A meteorologist in northwestern Washington is trying to solve a meteorology mystery surrounding a massive tree fall in Olympic Park.
More than 100 trees fell in an area on the north side of Lake Quinault on the Olympic Peninsula just after midnight on Jan. 27. Cliff Mass, a Seattle meteorologist and professor of atmospheric sciences at the University of Washington, is trying to figure out why.
According to a two-part post he wrote for his blog, Cliff Mass Weather and Climate, early reports seemed to indicate that a microburst was responsible for the tree fall. Mass became skeptical that winds from a microburst would be sufficient to topple the large trees, particularly since some fell while others were snapped at the base of the tree.
"I spoke to Logan Johnson, meteorologist in charge, at the NWS Seattle Office," Mass wrote. "He suggested that to snap off such big trees would take winds of at least 70-80 mph. Maybe more."
Mass noted that at the time the tree fall occurred, radar indicated that there was "no hint of instability and thunderstorms" typical during episodes of microbursts, defined by the National Weather Service as "a localized column of sinking air (downdraft) within a thunderstorm and is usually less than or equal to 2.5 miles in diameter. Microbursts can cause extensive damage at the surface, and in some instances, can be life-threatening."
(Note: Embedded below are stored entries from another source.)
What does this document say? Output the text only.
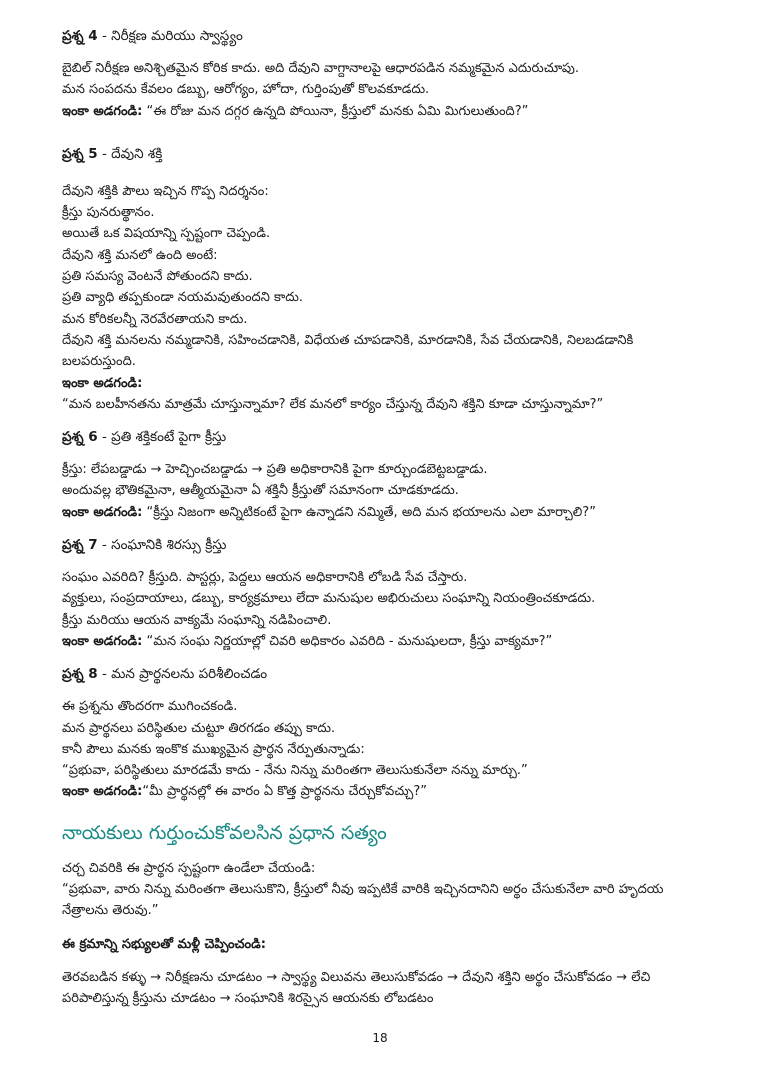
ప్రశ్న 4 - నిరీక్షణ మరియు స్వాస్థ్యం
బైబిల్ నిరీక్షణ అనిశ్చితమైన కోరిక కాదు. అది దేవుని వాగ్దానాలపై ఆధారపడిన నమ్మకమైన ఎదురుచూపు.
మన సంపదను కేవలం డబ్బు, ఆరోగ్యం, హోదా, గుర్తింపుతో కొలవకూడదు.
ఇంకా అడగండి: “ఈ రోజు మన దగ్గర ఉన్నది పోయినా, క్రీస్తులో మనకు ఏమి మిగులుతుంది?”
ప్రశ్న 5 - దేవుని శక్తి
దేవుని శక్తికి పౌలు ఇచ్చిన గొప్ప నిదర్శనం:
క్రీస్తు పునరుత్థానం.
అయితే ఒక విషయాన్ని స్పష్టంగా చెప్పండి.
దేవుని శక్తి మనలో ఉంది అంటే:
ప్రతి సమస్య వెంటనే పోతుందని కాదు.
ప్రతి వ్యాధి తప్పకుండా నయమవుతుందని కాదు.
మన కోరికలన్నీ నెరవేరతాయని కాదు.
దేవుని శక్తి మనలను నమ్మడానికి, సహించడానికి, విధేయత చూపడానికి, మారడానికి, సేవ చేయడానికి, నిలబడడానికి
బలపరుస్తుంది.
ఇంకా అడగండి:
“మన బలహీనతను మాత్రమే చూస్తున్నామా? లేక మనలో కార్యం చేస్తున్న దేవుని శక్తిని కూడా చూస్తున్నామా?”
ప్రశ్న 6 - ప్రతి శక్తికంటే పైగా క్రీస్తు
క్రీస్తు: లేపబడ్డాడు → హెచ్చించబడ్డాడు → ప్రతి అధికారానికి పైగా కూర్చుండబెట్టబడ్డాడు.
అందువల్ల భౌతికమైనా, ఆత్మీయమైనా ఏ శక్తినీ క్రీస్తుతో సమానంగా చూడకూడదు.
ఇంకా అడగండి: “క్రీస్తు నిజంగా అన్నిటికంటే పైగా ఉన్నాడని నమ్మితే, అది మన భయాలను ఎలా మార్చాలి?”
ప్రశ్న 7 - సంఘానికి శిరస్సు క్రీస్తు
సంఘం ఎవరిది? క్రీస్తుది. పాస్టర్లు, పెద్దలు ఆయన అధికారానికి లోబడి సేవ చేస్తారు.
వ్యక్తులు, సంప్రదాయాలు, డబ్బు, కార్యక్రమాలు లేదా మనుషుల అభిరుచులు సంఘాన్ని నియంత్రించకూడదు.
క్రీస్తు మరియు ఆయన వాక్యమే సంఘాన్ని నడిపించాలి.
ఇంకా అడగండి: “మన సంఘ నిర్ణయాల్లో చివరి అధికారం ఎవరిది - మనుషులదా, క్రీస్తు వాక్యమా?”
ప్రశ్న 8 - మన ప్రార్థనలను పరిశీలించడం
ఈ ప్రశ్నను తొందరగా ముగించకండి.
మన ప్రార్థనలు పరిస్థితుల చుట్టూ తిరగడం తప్పు కాదు.
కానీ పౌలు మనకు ఇంకొక ముఖ్యమైన ప్రార్థన నేర్పుతున్నాడు:
“ప్రభువా, పరిస్థితులు మారడమే కాదు - నేను నిన్ను మరింతగా తెలుసుకునేలా నన్ను మార్చు.”
ఇంకా అడగండి:“మీ ప్రార్థనల్లో ఈ వారం ఏ కొత్త ప్రార్థనను చేర్చుకోవచ్చు?”
నాయకులు గుర్తుంచుకోవలసిన ప్రధాన సత్యం
చర్చ చివరికి ఈ ప్రార్థన స్పష్టంగా ఉండేలా చేయండి:
“ప్రభువా, వారు నిన్ను మరింతగా తెలుసుకొని, క్రీస్తులో నీవు ఇప్పటికే వారికి ఇచ్చినదానిని అర్థం చేసుకునేలా వారి హృదయ
నేత్రాలను తెరువు.”
ఈ క్రమాన్ని సభ్యులతో మళ్లీ చెప్పించండి:
తెరవబడిన కళ్ళు → నిరీక్షణను చూడటం → స్వాస్థ్య విలువను తెలుసుకోవడం → దేవుని శక్తిని అర్థం చేసుకోవడం → లేచి
పరిపాలిస్తున్న క్రీస్తును చూడటం → సంఘానికి శిరస్సైన ఆయనకు లోబడటం
18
Interestingly, the tree fall was picked up as seismic activity, helping to confirm the timing.
"At 1:26 a.m. that morning there was a lot of activity ... and no tremors were noted at other regional stations," Mass wrote. "Dr. John Vidale (a former Washington state seismologist) suggests that it may represent the tremor produced by huge, falling trees. Fascinating. More evidence for the timing."
Mass began looking at data from nearby weather stations and found nothing that stood out as the cause of the tree fall, according to a second blog post.
One clue Mass says he is exploring is the fact that "a frontal zone was approaching, with warm air and southerly flow surging in aloft, while cooler easterly flow dominated near the surface."
Washington experiences fronts like this commonly that bring high winds, but they don't produce extreme local blowdowns, weather.com meteorologist Chris Dolce noted.
Mass said the mystery continues and promised to follow up on this lead in his next blog post.